Its tough being TomTom. They are in an industry that is being cannibalized on the hardware side by low end devices and their very expensive purchase of TeleAtlas is being quickly deprecated on the software and underlying data side. That being said does that give them permission to be low-lifes in promoting their geo products? They have done so before but still I think not. I received the following ad from them yesterday:

The word Lifetime was used 11 times in the ad and it caught my eye. Just like it was supposed to do. Lifetime means just that: a lifetime…lifetime of what though? My lifetime? No that is too expansive. Lifetime of the equipment purchased? Now that makes sense but no…

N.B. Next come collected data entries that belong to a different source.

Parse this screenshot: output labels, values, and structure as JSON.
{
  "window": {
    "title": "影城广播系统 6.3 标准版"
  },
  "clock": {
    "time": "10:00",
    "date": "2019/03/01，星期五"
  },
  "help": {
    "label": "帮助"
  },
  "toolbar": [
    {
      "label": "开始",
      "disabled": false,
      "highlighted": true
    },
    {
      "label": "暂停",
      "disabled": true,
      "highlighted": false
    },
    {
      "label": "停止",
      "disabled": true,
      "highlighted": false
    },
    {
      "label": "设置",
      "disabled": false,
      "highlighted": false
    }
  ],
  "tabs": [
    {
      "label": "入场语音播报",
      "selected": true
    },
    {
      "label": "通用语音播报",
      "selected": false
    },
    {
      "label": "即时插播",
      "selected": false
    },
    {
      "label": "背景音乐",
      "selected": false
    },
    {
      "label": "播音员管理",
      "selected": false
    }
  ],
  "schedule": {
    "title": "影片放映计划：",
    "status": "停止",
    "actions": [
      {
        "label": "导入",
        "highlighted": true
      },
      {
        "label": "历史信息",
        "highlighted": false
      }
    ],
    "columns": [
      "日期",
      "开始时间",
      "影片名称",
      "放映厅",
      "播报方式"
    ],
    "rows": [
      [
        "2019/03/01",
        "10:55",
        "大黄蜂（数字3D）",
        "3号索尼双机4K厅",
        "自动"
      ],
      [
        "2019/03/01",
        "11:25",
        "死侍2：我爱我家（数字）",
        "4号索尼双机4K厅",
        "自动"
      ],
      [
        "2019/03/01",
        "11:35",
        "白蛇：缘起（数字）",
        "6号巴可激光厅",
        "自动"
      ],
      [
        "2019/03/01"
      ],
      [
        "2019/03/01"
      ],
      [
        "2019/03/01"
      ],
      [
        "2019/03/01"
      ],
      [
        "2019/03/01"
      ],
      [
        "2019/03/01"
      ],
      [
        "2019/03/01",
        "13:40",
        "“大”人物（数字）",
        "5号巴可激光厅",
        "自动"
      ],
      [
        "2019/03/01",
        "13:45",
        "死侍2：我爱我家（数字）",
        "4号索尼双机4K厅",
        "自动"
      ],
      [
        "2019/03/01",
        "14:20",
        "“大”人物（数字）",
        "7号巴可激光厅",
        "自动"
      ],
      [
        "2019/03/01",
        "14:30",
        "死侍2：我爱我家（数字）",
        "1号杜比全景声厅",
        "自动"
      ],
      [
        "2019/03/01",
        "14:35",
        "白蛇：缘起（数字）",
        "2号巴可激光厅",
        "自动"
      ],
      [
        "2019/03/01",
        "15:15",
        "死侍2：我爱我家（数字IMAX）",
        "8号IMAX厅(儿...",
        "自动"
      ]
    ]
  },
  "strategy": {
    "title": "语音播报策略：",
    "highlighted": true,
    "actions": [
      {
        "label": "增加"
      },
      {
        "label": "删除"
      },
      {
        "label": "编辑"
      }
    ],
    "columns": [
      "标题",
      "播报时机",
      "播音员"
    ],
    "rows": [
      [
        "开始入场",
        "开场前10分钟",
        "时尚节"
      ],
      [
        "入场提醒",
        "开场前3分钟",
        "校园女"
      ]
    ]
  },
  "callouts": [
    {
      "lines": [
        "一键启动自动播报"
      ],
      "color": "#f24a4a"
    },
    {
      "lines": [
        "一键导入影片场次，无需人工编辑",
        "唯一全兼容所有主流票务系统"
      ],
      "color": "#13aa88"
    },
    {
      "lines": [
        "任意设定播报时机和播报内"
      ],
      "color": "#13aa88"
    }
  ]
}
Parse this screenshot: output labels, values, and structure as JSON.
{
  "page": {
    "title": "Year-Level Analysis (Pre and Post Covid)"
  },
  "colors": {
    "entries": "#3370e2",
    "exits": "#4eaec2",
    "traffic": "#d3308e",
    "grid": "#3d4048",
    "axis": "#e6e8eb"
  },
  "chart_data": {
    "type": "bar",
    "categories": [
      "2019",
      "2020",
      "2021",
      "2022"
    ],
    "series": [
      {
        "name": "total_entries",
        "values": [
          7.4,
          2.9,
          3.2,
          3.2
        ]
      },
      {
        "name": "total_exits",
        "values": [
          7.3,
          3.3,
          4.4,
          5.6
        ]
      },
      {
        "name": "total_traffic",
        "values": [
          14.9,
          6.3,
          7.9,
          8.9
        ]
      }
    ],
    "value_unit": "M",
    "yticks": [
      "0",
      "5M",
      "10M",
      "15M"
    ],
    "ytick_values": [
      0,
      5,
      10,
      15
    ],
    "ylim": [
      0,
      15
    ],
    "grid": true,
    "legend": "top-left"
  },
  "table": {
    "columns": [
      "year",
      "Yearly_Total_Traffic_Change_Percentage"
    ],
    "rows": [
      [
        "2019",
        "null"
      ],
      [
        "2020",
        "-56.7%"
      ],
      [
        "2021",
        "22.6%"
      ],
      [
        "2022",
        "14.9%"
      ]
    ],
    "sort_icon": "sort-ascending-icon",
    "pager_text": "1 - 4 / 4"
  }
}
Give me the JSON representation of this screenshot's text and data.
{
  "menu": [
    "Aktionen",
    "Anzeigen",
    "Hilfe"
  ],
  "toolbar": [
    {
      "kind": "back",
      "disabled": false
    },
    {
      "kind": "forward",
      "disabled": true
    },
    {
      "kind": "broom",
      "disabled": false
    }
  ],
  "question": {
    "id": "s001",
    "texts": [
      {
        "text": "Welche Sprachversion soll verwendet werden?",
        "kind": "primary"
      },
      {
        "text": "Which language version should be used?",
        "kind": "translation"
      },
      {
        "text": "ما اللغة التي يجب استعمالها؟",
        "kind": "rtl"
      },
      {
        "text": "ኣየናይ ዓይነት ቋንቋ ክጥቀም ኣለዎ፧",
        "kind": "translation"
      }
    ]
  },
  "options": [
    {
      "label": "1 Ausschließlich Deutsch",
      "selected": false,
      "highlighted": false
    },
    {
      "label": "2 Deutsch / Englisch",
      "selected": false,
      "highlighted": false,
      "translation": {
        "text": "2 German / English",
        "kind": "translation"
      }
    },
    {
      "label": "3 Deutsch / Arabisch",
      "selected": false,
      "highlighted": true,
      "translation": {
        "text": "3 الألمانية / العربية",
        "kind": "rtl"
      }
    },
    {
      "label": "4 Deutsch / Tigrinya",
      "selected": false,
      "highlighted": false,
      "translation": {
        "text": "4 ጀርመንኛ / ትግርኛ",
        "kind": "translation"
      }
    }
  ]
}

If you follow the * to the fine print (and the fine print of the fine print – could they go one more layer deep?) you will discover which lifetime they are referring to (bolds are mine):

*You receive non-transferable traffic data and up to four non-transferable map data updates per year until the product’s useful life expires or TomTom no longer receives map or traffic updates from its suppliers, whichever is shorter. Details and terms at www.tomtom.com/legal.

It would seem that a product’s useful life could mean many things but it certainly doesn’t mean the lifetime of the product other than by their definition. But the limit, imposed by TomTom, of no longer receiving updates from its suppliers seemed particularly suspect…they own the supplier, no? Perhaps it was an unintended irony that comes out of legal but then again maybe TomTom knows something about its “suppliers” (ie TeleAtlas) that it is not telling us?